Je savais--comme on sait dans les rêves--que j'étais quelque part dans les environs de Florence. Une campagne très âpre, très durement éclairée, un pays dantesque. Pas une vapeur, pas un brouillard, pas un voile. Des bois faisant des taches noires sur une terre de cendres blanches, des bouquets de verdure sombre se dressant sèchement çà et là. Un paysage du Midi rayonnant jusqu'au fond, et qui avance sur l'œil et marche contre lui, et une ligne courante de monts fauves, collant l'horizon sur une bande de ciel d'un bleu cru.

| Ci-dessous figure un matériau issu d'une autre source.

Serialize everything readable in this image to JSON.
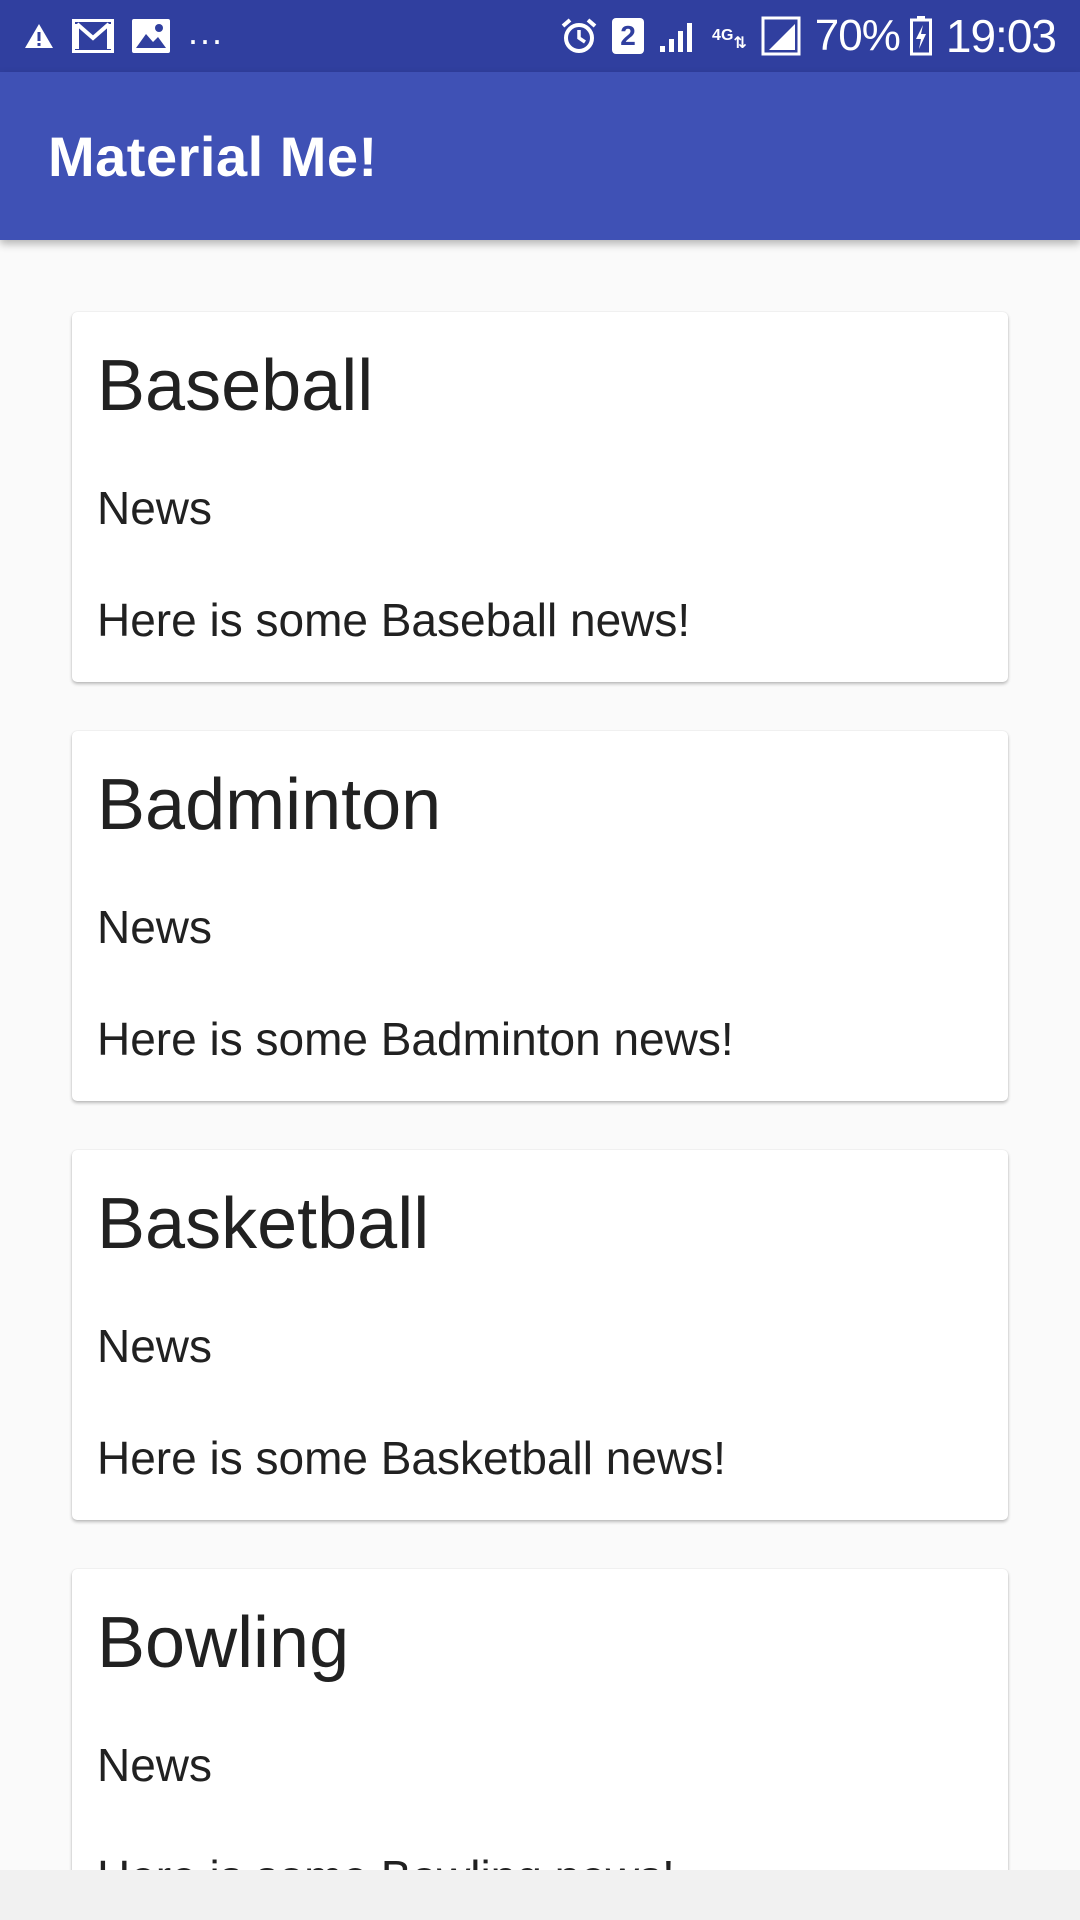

Je ne me rappelais guère comment j'étais là. Il me semblait que j'y avais été jeté par un coup d'éventail, que j'y étais tombé, comme du balcon d'une loge du théâtre Borgognissanti, et que les épaules d'une statue m'avaient emporté dans les champs.

Et puis, tout à coup, je me trouvais dans une grande fête, un étrange triomphe. Gonflés et joufflus comme des tritons, des éphèbes soufflaient dans de longues buccines, et nous allions toujours, moi, avec eux entraîné, et nous sautions dans notre course folle, je me rappelle, des barrières de lierre.

En chemin, de petits garçons et de petites filles, les cheveux volants et semés de fleurs et d'épis, au dos une écharpe envolée, les mains nouées aux mains d'un seul de leurs dix doigts, enroulaient des danses autour des oliviers, et je sentais qu'il y avait dans l'air l'harmonie d'une grande musique de luth et de psaltérions.

Une figure de l'Echo--ou du moins l'image que je m'en faisais,--entrevue entre des arbres dans un bois de chênes-liège, répétait la musique, aussitôt qu'elle cessait, une, deux, trois fois, sur une note moqueuse.

Et c'étaient, à la queue des grands sonneurs de buccines, de petits sonneurs de cymbales qui écoutaient leur cuivre contre leur oreille ou en envoyaient au ciel le bruit strident, et derrière eux encore le cortège de petites bouches enfantines paraissant bêler un amoureux plain-chant, le plain-chant d'un gros livre de lutrin que portaient deux petits chanteurs.

Et je vois encore celui qui marchait en tête, un Cupidon faunin, nimbé par le rond d'un tambourin, et le rire aux lèvres, se balançant d'un pied sur une outre.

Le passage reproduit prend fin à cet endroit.